1Department of Neurology, Zhongshan Hospital, Fudan University, Shanghai 200032, China
2State Key Laboratory of Medical Neurobiology, Department of Neurobiology and Institutes of Brain Science, School of Basic Medical Science, Fudan University, Shanghai 200032, China
3Department of Perinatal Medicine, Pregnancy Research Centre and University of Melbourne Department of Obstetrics and Gynaecology, Royal Women’s Hospital, Parkville, VIC 3052, Australia
4Shanghai Institute of Geriatrics, Huadong Hospital, Fudan University, Shanghai 200040, China
5School of Acupuncture, Massage and Rehabilitation, Yunnan University of Traditional Chinese Medicine, Kunming 650500, China

Received 27 September 2014; Accepted 5 December 2014

Academic Editor: Abhijit De

Copyright © 2015 Wenbin Wan et al. This is an open access article distributed under the Creative Commons Attribution License, which permits unrestricted use, distribution, and reproduction in any medium, provided the original work is properly cited.


Neurodegeneration is the umbrella term for the progressive loss of structure or function of neurons. Incurable neurodegenerative disorders such as Alzheimer’s disease (AD) and Parkinson’s disease (PD) show dramatic rising trends particularly in the advanced age groups. However, the underlying mechanisms are not yet fully elucidated, and to date there are no biomarkers for early detection or effective treatments for the underlying causes of these diseases. Furthermore, due to species variation and differences between animal models (e.g., mouse transgenic and knockout models) of neurodegenerative diseases, substantial debate focuses on whether animal and cell culture disease models can correctly model the condition in human patients.
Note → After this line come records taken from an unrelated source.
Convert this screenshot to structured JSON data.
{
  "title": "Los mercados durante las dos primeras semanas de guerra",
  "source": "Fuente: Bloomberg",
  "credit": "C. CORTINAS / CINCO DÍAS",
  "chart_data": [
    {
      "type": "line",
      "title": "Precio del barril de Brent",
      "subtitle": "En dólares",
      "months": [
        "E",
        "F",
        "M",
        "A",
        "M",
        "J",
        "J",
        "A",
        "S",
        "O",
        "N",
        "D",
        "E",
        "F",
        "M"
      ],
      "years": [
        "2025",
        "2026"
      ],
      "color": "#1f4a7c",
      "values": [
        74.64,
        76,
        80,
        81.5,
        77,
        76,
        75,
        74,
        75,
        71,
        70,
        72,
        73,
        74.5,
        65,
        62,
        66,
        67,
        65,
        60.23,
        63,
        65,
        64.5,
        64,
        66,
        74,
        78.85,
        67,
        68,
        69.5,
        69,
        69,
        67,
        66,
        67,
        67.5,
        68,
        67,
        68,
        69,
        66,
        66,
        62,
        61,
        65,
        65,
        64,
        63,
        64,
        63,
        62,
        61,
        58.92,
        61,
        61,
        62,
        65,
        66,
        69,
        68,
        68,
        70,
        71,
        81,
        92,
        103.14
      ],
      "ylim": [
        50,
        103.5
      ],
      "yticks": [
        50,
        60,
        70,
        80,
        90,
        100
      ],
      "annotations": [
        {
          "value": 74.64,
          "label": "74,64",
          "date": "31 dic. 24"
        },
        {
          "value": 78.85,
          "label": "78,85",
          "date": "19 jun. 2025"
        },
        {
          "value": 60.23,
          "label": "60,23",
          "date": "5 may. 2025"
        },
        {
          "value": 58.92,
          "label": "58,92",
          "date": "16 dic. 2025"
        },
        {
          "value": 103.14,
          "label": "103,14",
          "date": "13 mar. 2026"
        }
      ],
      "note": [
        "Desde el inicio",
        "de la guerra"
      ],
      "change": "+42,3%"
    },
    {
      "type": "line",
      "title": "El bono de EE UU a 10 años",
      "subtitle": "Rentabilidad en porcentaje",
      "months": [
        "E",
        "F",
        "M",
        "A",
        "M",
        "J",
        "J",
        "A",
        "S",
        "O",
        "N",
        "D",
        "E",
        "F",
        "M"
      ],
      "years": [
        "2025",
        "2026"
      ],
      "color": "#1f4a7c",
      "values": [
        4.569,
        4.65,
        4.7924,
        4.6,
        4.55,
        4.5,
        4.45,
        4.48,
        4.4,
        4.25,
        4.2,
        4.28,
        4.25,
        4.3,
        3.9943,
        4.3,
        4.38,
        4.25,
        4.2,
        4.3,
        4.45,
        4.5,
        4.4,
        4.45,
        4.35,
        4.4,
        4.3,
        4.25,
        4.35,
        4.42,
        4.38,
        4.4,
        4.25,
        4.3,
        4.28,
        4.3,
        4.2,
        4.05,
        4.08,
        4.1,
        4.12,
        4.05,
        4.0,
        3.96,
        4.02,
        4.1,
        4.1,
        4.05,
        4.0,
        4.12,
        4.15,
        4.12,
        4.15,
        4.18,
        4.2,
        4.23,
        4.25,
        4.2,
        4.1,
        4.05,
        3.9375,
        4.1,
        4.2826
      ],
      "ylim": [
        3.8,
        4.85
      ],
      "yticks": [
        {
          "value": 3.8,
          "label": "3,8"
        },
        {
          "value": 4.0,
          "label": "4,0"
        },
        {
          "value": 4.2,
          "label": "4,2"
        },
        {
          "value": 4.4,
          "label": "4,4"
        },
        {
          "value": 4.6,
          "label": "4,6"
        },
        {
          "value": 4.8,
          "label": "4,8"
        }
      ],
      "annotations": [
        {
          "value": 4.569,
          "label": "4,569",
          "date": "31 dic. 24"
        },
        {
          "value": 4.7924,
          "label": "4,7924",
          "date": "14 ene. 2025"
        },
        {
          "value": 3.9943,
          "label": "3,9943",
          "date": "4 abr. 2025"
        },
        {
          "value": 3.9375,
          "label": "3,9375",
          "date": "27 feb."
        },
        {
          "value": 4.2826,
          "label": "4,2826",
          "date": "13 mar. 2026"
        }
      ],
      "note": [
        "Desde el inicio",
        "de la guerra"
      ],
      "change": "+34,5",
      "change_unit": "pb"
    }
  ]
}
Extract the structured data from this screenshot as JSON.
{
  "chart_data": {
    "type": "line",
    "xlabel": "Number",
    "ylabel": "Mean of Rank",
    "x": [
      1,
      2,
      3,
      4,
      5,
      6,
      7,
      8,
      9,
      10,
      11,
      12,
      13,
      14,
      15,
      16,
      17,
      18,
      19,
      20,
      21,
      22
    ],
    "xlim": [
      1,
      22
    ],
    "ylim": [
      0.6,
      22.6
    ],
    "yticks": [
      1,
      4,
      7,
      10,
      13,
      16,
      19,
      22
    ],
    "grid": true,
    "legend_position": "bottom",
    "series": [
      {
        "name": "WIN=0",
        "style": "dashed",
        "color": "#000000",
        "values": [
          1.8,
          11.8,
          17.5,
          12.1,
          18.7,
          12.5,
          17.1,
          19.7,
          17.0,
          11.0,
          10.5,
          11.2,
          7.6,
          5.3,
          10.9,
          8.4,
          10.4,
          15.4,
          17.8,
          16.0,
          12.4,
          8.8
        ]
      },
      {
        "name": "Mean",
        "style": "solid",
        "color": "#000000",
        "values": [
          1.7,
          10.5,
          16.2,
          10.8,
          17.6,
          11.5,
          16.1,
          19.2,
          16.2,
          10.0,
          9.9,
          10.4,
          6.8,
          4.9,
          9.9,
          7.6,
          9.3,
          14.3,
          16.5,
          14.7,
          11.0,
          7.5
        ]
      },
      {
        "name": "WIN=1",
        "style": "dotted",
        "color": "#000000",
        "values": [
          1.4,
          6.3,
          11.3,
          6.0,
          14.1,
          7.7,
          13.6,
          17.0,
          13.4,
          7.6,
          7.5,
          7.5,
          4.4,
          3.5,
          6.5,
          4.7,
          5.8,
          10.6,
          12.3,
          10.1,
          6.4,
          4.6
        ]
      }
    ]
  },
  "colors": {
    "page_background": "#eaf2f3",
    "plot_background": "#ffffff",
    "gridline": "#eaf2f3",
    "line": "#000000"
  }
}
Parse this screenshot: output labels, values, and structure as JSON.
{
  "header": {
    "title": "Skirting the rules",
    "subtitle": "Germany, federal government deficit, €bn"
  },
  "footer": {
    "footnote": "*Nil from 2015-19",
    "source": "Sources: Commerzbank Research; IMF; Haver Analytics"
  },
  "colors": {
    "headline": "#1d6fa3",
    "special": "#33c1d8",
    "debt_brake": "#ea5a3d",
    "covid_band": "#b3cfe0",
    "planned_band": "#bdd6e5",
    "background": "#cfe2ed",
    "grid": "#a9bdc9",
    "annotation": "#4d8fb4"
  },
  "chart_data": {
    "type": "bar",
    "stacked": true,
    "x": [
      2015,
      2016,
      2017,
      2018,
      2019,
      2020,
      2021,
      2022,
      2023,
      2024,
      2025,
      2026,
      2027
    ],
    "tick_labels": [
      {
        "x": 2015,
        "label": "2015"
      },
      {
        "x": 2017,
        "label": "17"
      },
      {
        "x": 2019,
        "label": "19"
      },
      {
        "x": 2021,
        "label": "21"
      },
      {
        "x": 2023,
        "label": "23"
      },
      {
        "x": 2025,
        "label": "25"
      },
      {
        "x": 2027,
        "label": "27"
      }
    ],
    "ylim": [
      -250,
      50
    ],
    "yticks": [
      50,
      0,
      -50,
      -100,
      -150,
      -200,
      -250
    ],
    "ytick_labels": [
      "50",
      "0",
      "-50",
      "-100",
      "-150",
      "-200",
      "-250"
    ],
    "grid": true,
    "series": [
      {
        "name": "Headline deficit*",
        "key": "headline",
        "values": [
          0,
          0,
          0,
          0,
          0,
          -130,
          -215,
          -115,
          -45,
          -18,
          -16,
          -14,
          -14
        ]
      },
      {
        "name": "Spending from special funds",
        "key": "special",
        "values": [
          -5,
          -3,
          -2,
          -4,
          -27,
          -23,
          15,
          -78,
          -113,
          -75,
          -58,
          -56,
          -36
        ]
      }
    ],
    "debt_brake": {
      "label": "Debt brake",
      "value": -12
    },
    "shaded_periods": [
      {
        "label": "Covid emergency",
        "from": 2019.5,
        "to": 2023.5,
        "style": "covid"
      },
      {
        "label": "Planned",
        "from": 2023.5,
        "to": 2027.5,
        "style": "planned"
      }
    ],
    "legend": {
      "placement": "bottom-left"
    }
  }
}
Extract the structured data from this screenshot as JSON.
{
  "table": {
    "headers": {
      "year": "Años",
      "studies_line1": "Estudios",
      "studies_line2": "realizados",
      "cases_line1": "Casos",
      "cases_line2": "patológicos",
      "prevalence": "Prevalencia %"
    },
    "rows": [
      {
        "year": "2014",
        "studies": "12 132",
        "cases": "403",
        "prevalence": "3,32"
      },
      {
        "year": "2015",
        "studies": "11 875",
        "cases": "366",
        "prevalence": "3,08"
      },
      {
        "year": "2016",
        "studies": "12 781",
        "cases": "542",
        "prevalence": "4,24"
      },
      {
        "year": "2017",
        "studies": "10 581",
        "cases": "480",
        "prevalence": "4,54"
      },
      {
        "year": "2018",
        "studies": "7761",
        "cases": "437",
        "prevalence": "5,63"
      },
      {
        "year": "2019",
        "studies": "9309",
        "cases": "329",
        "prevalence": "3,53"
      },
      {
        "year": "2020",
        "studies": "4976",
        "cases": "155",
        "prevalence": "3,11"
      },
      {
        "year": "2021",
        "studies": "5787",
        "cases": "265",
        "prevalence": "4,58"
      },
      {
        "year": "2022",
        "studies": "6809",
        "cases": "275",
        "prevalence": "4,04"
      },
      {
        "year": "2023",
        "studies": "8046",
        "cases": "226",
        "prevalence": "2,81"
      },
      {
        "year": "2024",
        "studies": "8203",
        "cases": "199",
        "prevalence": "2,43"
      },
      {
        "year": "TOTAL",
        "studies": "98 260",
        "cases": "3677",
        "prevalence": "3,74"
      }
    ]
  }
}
In 2006, Yamanaka of Kyoto University first demonstrated a novel approach for the preparation of induced pluripotent stem cells (iPSCs), which displayed similar pluripotency potential to embryonic stem cells (ESCs). Currently, iPSCs studies are permeating many sectors of disease research. Patient sample-derived iPSCs can be used to construct patient-specific disease models to elucidate the pathogenic mechanisms of disease development and to test new therapeutic strategies. Accordingly, the present review will focus on recent progress in iPSC research in the modeling of neurodegenerative disorders and in the development of novel therapeutic options.